Por Marco Antônio de Araújo Bueno
Deixando o restaurante bandejão, lá vinha a Roxana equilibrando mochilinha nas costas, tonelada de xerox na mão esquerda e um saco plástico contendo uma baguete de pão murcho e uma laranja não descascada. Eu acompanhava a cena de um ponto do campus onde, aos trancos, sacolejando, desembestando pela turba, ela trombaria comigo, surpresa, mas agradecida: - “Ah, o cara, meu anjo da guarda, o carinha que deixou a Psico pra entrar pra História!”. Assim me enquadraram quando, alguns anos de formado, consultório claudicante, entrei para o curso de História querendo esquentar um projetinho de mestrado que me levaria a muitos, muitos pontos do campus. A gente conversava papos-cabeça enquanto eu lia seu tronco e membros. Ela achava meu olhar “algo penetrante...” essas conversas sobre Eros e Tânatos, e eu sentia alguma ternura melancólica pela sua libido-algo dispersa- ali distribuída entre os textos pesados para os dezenove da menina e o pão murcho, que pegava por pegar, do jeitinho mesmo como pegava meu membro e enlaçava meu tronco. E nada, nada sabíamos sobre a laranja e o que já significava àquela altura. Tratarei de descascá-la aqui, com um leve arrepio na espinha e muita dificuldade de recordar a fluência com que passeávamos por tantos labirintos simultâneos, com o fio de Ariadne que nos oferecia a nossa condição de “membros”. Proust acreditava que o passado residia nos objetos.

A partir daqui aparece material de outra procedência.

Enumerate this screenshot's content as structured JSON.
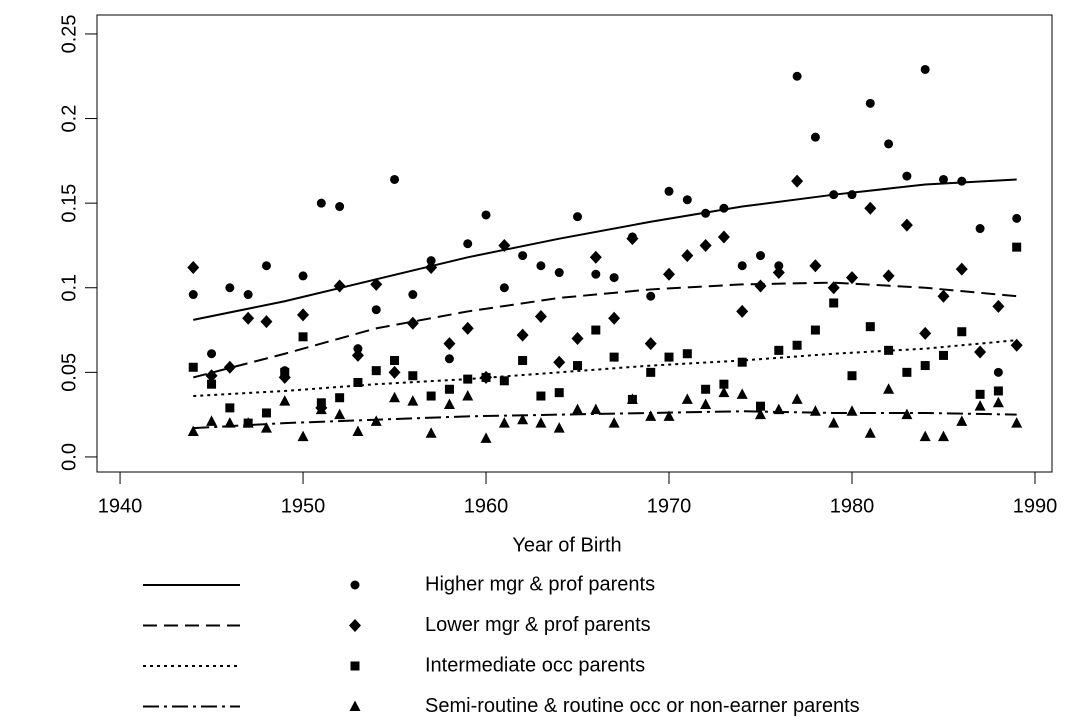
{
  "chart_data": {
    "type": "scatter",
    "x_label": "Year of Birth",
    "color": "#000000",
    "xlim": [
      1938.74,
      1990.93
    ],
    "ylim": [
      -0.0089,
      0.2612
    ],
    "xticks": [
      1940,
      1950,
      1960,
      1970,
      1980,
      1990
    ],
    "yticks": [
      {
        "value": 0,
        "label": "0.0"
      },
      0.05,
      0.1,
      0.15,
      0.2,
      0.25
    ],
    "x": [
      1944,
      1945,
      1946,
      1947,
      1948,
      1949,
      1950,
      1951,
      1952,
      1953,
      1954,
      1955,
      1956,
      1957,
      1958,
      1959,
      1960,
      1961,
      1962,
      1963,
      1964,
      1965,
      1966,
      1967,
      1968,
      1969,
      1970,
      1971,
      1972,
      1973,
      1974,
      1975,
      1976,
      1977,
      1978,
      1979,
      1980,
      1981,
      1982,
      1983,
      1984,
      1985,
      1986,
      1987,
      1988,
      1989
    ],
    "fit_x": [
      1944,
      1949,
      1954,
      1959,
      1964,
      1969,
      1974,
      1979,
      1984,
      1989
    ],
    "series": [
      {
        "name": "Higher mgr & prof parents",
        "marker": "circle",
        "dash": "solid",
        "values": [
          0.096,
          0.061,
          0.1,
          0.096,
          0.113,
          0.051,
          0.107,
          0.15,
          0.148,
          0.064,
          0.087,
          0.164,
          0.096,
          0.116,
          0.058,
          0.126,
          0.143,
          0.1,
          0.119,
          0.113,
          0.109,
          0.142,
          0.108,
          0.106,
          0.13,
          0.095,
          0.157,
          0.152,
          0.144,
          0.147,
          0.113,
          0.119,
          0.113,
          0.225,
          0.189,
          0.155,
          0.155,
          0.209,
          0.185,
          0.166,
          0.229,
          0.164,
          0.163,
          0.135,
          0.05,
          0.141
        ],
        "fit": [
          0.081,
          0.092,
          0.105,
          0.118,
          0.129,
          0.139,
          0.148,
          0.155,
          0.161,
          0.164
        ]
      },
      {
        "name": "Lower mgr & prof parents",
        "marker": "diamond",
        "dash": "dashed",
        "values": [
          0.112,
          0.048,
          0.053,
          0.082,
          0.08,
          0.047,
          0.084,
          0.029,
          0.101,
          0.06,
          0.102,
          0.05,
          0.079,
          0.112,
          0.067,
          0.076,
          0.047,
          0.125,
          0.072,
          0.083,
          0.056,
          0.07,
          0.118,
          0.082,
          0.129,
          0.067,
          0.108,
          0.119,
          0.125,
          0.13,
          0.086,
          0.101,
          0.109,
          0.163,
          0.113,
          0.1,
          0.106,
          0.147,
          0.107,
          0.137,
          0.073,
          0.095,
          0.111,
          0.062,
          0.089,
          0.066
        ],
        "fit": [
          0.047,
          0.061,
          0.076,
          0.086,
          0.094,
          0.099,
          0.102,
          0.103,
          0.1,
          0.095
        ]
      },
      {
        "name": "Intermediate occ parents",
        "marker": "square",
        "dash": "dotted",
        "values": [
          0.053,
          0.043,
          0.029,
          0.02,
          0.026,
          0.05,
          0.071,
          0.032,
          0.035,
          0.044,
          0.051,
          0.057,
          0.048,
          0.036,
          0.04,
          0.046,
          0.047,
          0.045,
          0.057,
          0.036,
          0.038,
          0.054,
          0.075,
          0.059,
          0.034,
          0.05,
          0.059,
          0.061,
          0.04,
          0.043,
          0.056,
          0.03,
          0.063,
          0.066,
          0.075,
          0.091,
          0.048,
          0.077,
          0.063,
          0.05,
          0.054,
          0.06,
          0.074,
          0.037,
          0.039,
          0.124
        ],
        "fit": [
          0.036,
          0.039,
          0.043,
          0.046,
          0.05,
          0.054,
          0.057,
          0.061,
          0.064,
          0.069
        ]
      },
      {
        "name": "Semi-routine & routine occ or non-earner parents",
        "marker": "triangle",
        "dash": "dashdot",
        "values": [
          0.015,
          0.021,
          0.02,
          0.02,
          0.017,
          0.033,
          0.012,
          0.028,
          0.025,
          0.015,
          0.021,
          0.035,
          0.033,
          0.014,
          0.031,
          0.036,
          0.011,
          0.02,
          0.022,
          0.02,
          0.017,
          0.028,
          0.028,
          0.02,
          0.034,
          0.024,
          0.024,
          0.034,
          0.031,
          0.038,
          0.037,
          0.025,
          0.028,
          0.034,
          0.027,
          0.02,
          0.027,
          0.014,
          0.04,
          0.025,
          0.012,
          0.012,
          0.021,
          0.03,
          0.032,
          0.02
        ],
        "fit": [
          0.017,
          0.02,
          0.022,
          0.024,
          0.025,
          0.026,
          0.027,
          0.026,
          0.026,
          0.025
        ]
      }
    ]
  }
}
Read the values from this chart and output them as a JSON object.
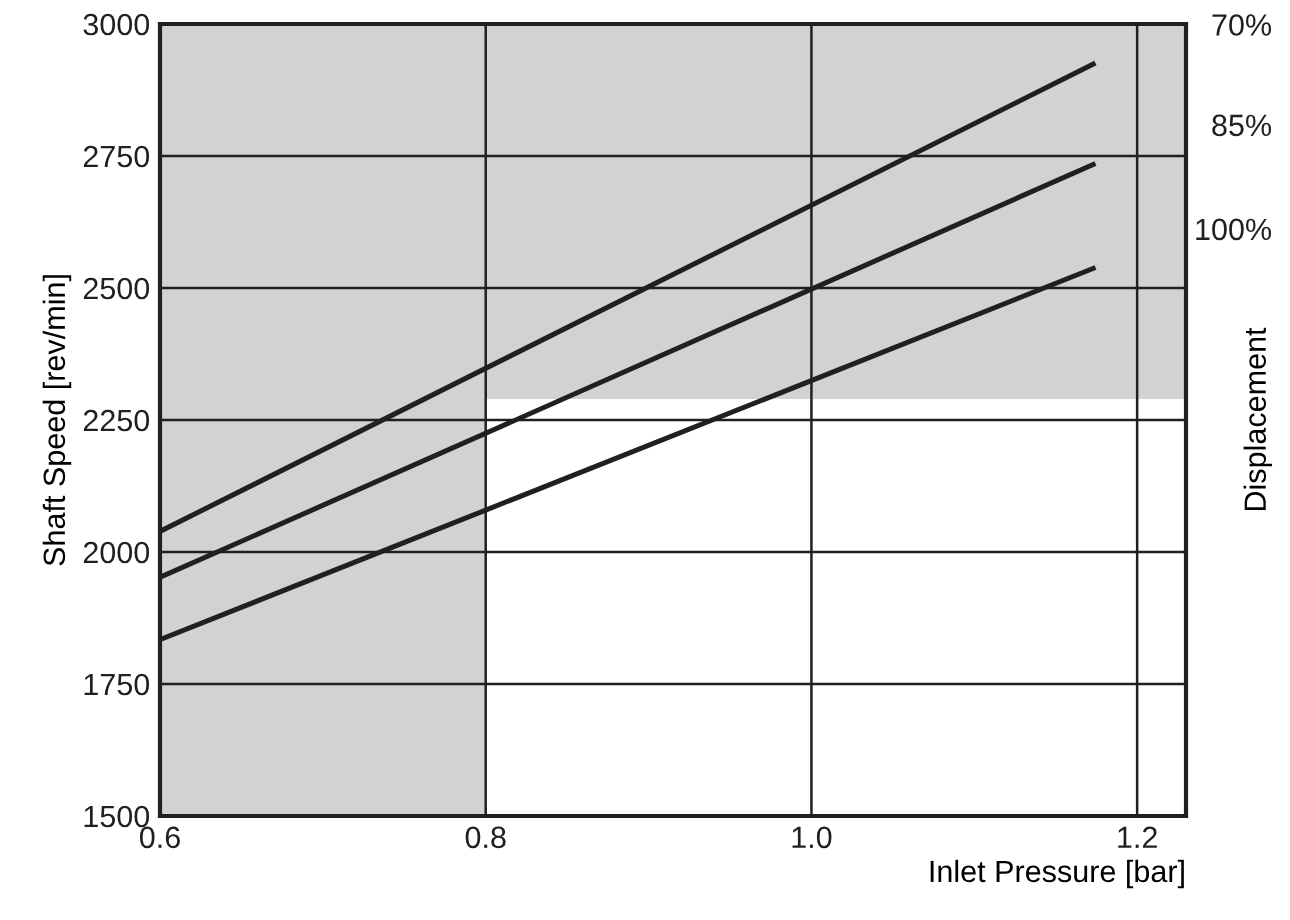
{
  "chart_data": {
    "type": "line",
    "xlabel": "Inlet Pressure [bar]",
    "ylabel": "Shaft Speed [rev/min]",
    "y2label": "Displacement",
    "x": [
      0.6,
      1.173
    ],
    "series": [
      {
        "name": "70%",
        "color": "#231f20",
        "values": [
          2039,
          2924
        ]
      },
      {
        "name": "85%",
        "color": "#231f20",
        "values": [
          1952,
          2734
        ]
      },
      {
        "name": "100%",
        "color": "#231f20",
        "values": [
          1834,
          2537
        ]
      }
    ],
    "xlim": [
      0.6,
      1.23
    ],
    "xticks": [
      0.6,
      0.8,
      {
        "value": 1.0,
        "label": "1.0"
      },
      1.2
    ],
    "ylim": [
      1500,
      3000
    ],
    "yticks": [
      1500,
      1750,
      2000,
      2250,
      2500,
      2750,
      3000
    ],
    "bands": [
      {
        "axis": "x",
        "from": 0.6,
        "to": 0.8,
        "color": "#d1d2d4"
      },
      {
        "axis": "y",
        "from": 2290,
        "to": 3000,
        "color": "#d1d2d4"
      }
    ],
    "grid": true,
    "legend": false,
    "marker": "none",
    "line_style": "solid"
  }
}
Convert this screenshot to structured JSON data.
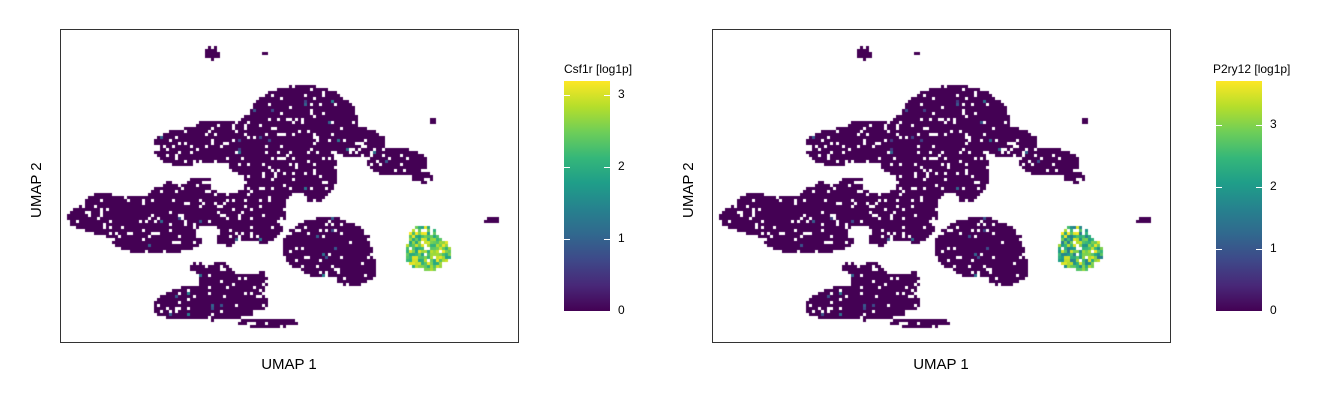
{
  "colormap": [
    "#440154",
    "#482878",
    "#3e4989",
    "#31688e",
    "#26828e",
    "#1f9e89",
    "#35b779",
    "#6ece58",
    "#b5de2b",
    "#fde725"
  ],
  "chart_data": [
    {
      "type": "scatter",
      "title": "",
      "xlabel": "UMAP 1",
      "ylabel": "UMAP 2",
      "colorbar_title": "Csf1r [log1p]",
      "colorbar_range": [
        0,
        3.2
      ],
      "colorbar_ticks": [
        {
          "value": 0,
          "label": "0"
        },
        {
          "value": 1,
          "label": "1"
        },
        {
          "value": 2,
          "label": "2"
        },
        {
          "value": 3,
          "label": "3"
        }
      ],
      "hotspot_expression": [
        1.8,
        3.2
      ]
    },
    {
      "type": "scatter",
      "title": "",
      "xlabel": "UMAP 1",
      "ylabel": "UMAP 2",
      "colorbar_title": "P2ry12 [log1p]",
      "colorbar_range": [
        0,
        3.7
      ],
      "colorbar_ticks": [
        {
          "value": 0,
          "label": "0"
        },
        {
          "value": 1,
          "label": "1"
        },
        {
          "value": 2,
          "label": "2"
        },
        {
          "value": 3,
          "label": "3"
        }
      ],
      "hotspot_expression": [
        1.5,
        3.7
      ]
    }
  ]
}
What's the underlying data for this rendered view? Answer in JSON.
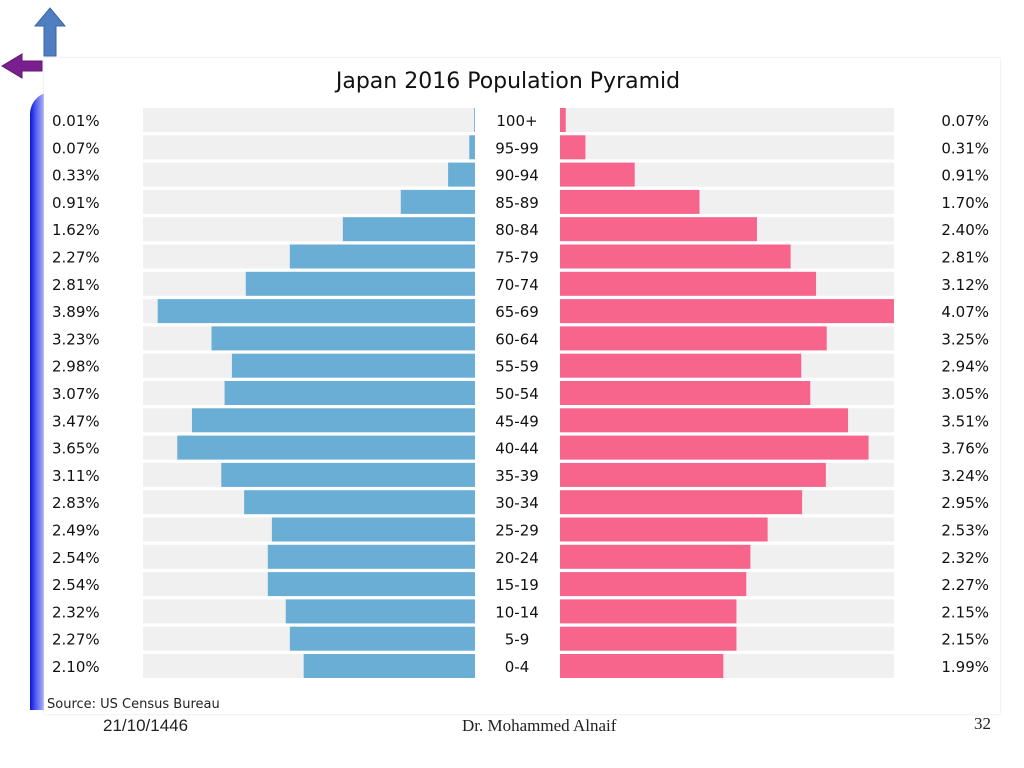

Que a laranja me faça as vezes da “Madeleine” no chá que trouxe toda a infância do escritor, em Combray. E eu os conduzirei pelas andanças de um outro objeto, por corpos, por lugares e por instâncias vertiginosas entre tânatos e o que tínhamos de Eros.
Ela e eu nos sentamos de frente um para o outro com as pernas abertas ao modo de sempre. Entre as dela, duas sedinhas, uma pro “digestivo”, outra para envolver um camafeu microscópico preso à argola de um piercing. “O passado (apontei para o pão), o presente (para o baseado) e. o futuro?” Uuuuu...
Acho que não vai acreditar, falou arrastado, envolvendo a peça insólita com a sedinha e erguendo o polegar esquerdo enfiado até a metade da laranja cuja casca rompeu por cima, sem ferir os gomos. Imagina o que se pode esconder entre estas suculências cítricas, como se cravasse na rocha...e dissolvesse, assim...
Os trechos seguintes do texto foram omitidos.